Lanciati dagli EP "Im Sorry..." e "Thank You" e da un paio di singoli discretamente riusciti, che hanno smosso una certa curiosità in particolar modo nel web, i The Neighbourhood sono senza ombra di dubbio una di quelle band sulle quali i media musicali potranno puntare per rinnovare le proprie playlist quando gli attuali tormentoni saranno ormai venuti a noia. Gli ingredienti per diventare il nuovo pop act di successo, infatti, ci sono tutti: c'è il giovane frontman carismatico dall'aspetto semi-tormentato e tatuato, ci sono i videoclip che catturano l'attenzione con sapienti frame in bianco e nero d'auto decappottabili e ammiccanti sguardi femminei, c'è quel sound da tramonto underground che possiede sempre un suo certo fascino.
Senza volersi interrogare su quanto sia autentica l'immagine che la band si è costruita attorno, quel che va riconosciuto dopo aver ascoltato a fondo il debutto "I Love You" è che Jesse Rutherford e soci sono capaci di regalare qualche (piccolo) indizio d'ispirazione e talento. Tra le undici tracce dell'album, infatti, i momenti moderatamente convincenti ci sono: la cupa "How", con la sua curata introduzione vagamente psichedelica, le già sentite e decisamente orecchiabili "Sweather Weather" e "Female Robbery", l'incedere avvolgente di "Everybody's Watching Me" (pezzo, tuttavia, penalizzato da un ritornello decisamente sottotono). Alla lunga, però, il canovaccio diventa fin troppo ripetitivo: le idee non sembrano tantissime, e quando si smette di seguire le consolidate coordinate dell'indie-hip-rock si incappa in risultati disastrosi, come nella scialba ballata pop-rock "Alleyways" e nella insostenibilmente melensa "Flawless". Disarmante, inoltre, la vuotezza dei testi, che si rifugiano con facilità in mugugni e "da da da" quando un estro già qualitativamente misero e votato all'explicit lyric gratuita finisce per esaurirsi anche quantitativamente.
Se non fossimo sottoposti giornalmente, tra tv e radio, a impietosi bombardamenti a grappolo di pop-rock giovine e rappeggiante, "I Love You" potrebbe riuscire a suscitare un interesse che duri più di qualche minuto.
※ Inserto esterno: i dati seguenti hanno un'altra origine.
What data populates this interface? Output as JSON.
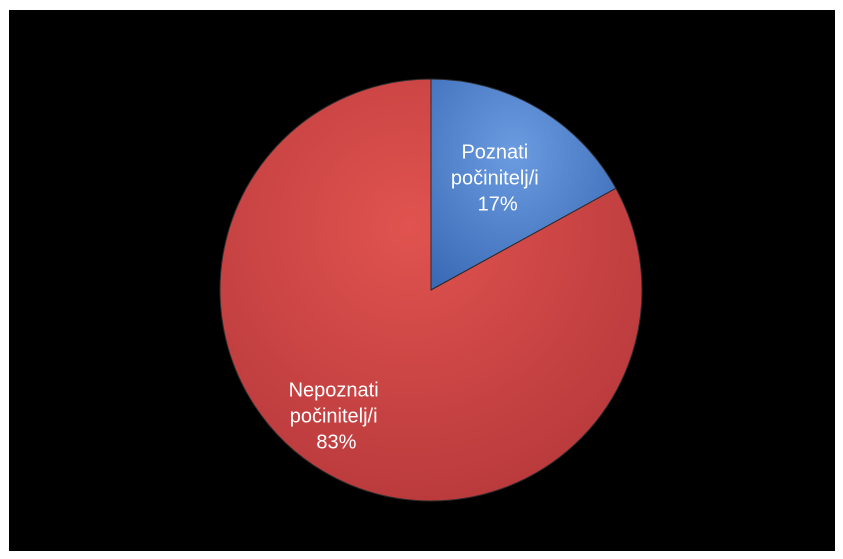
{
  "chart_data": {
    "type": "pie",
    "title": "",
    "slices": [
      {
        "label_lines": [
          "Poznati",
          "počinitelj/i"
        ],
        "value": 17,
        "value_text": "17%",
        "color": "#4a80cc"
      },
      {
        "label_lines": [
          "Nepoznati",
          "počinitelj/i"
        ],
        "value": 83,
        "value_text": "83%",
        "color": "#cf4544"
      }
    ],
    "start_angle_deg": 0,
    "direction": "clockwise",
    "legend": "none",
    "data_labels": "inside"
  }
}
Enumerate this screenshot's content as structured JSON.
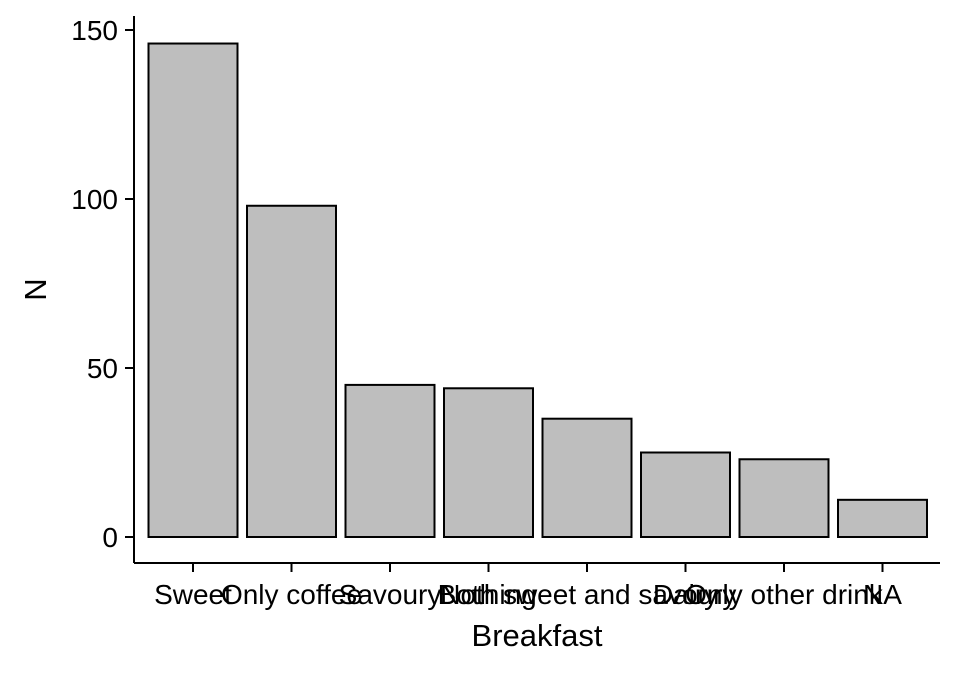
{
  "chart_data": {
    "type": "bar",
    "title": "",
    "xlabel": "Breakfast",
    "ylabel": "N",
    "categories": [
      "Sweet",
      "Only coffee",
      "Savoury",
      "Nothing",
      "Both sweet and savoury",
      "Dairy",
      "Only other drink",
      "NA"
    ],
    "values": [
      146,
      98,
      45,
      44,
      35,
      25,
      23,
      11
    ],
    "ylim": [
      0,
      150
    ],
    "yticks": [
      0,
      50,
      100,
      150
    ],
    "grid": false,
    "legend": "none",
    "colors": {
      "bar_fill": "#bebebe",
      "bar_stroke": "#000000",
      "axis": "#000000",
      "background": "#ffffff"
    }
  }
}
Il fatto è che il vicinato dei Neighbourhood è fin troppo sovraffollato, e che le speranze di svettare sull'anonimato generale si spengono sul nascere quando si va a prender posto, sia per stile che per qualità, tra gli atroci ma duri a morire The Script e i più freschi, ma comunque non trascendentali, Imagine Dragons. Ascoltabili? Sì. Indispensabili? Assolutamente no.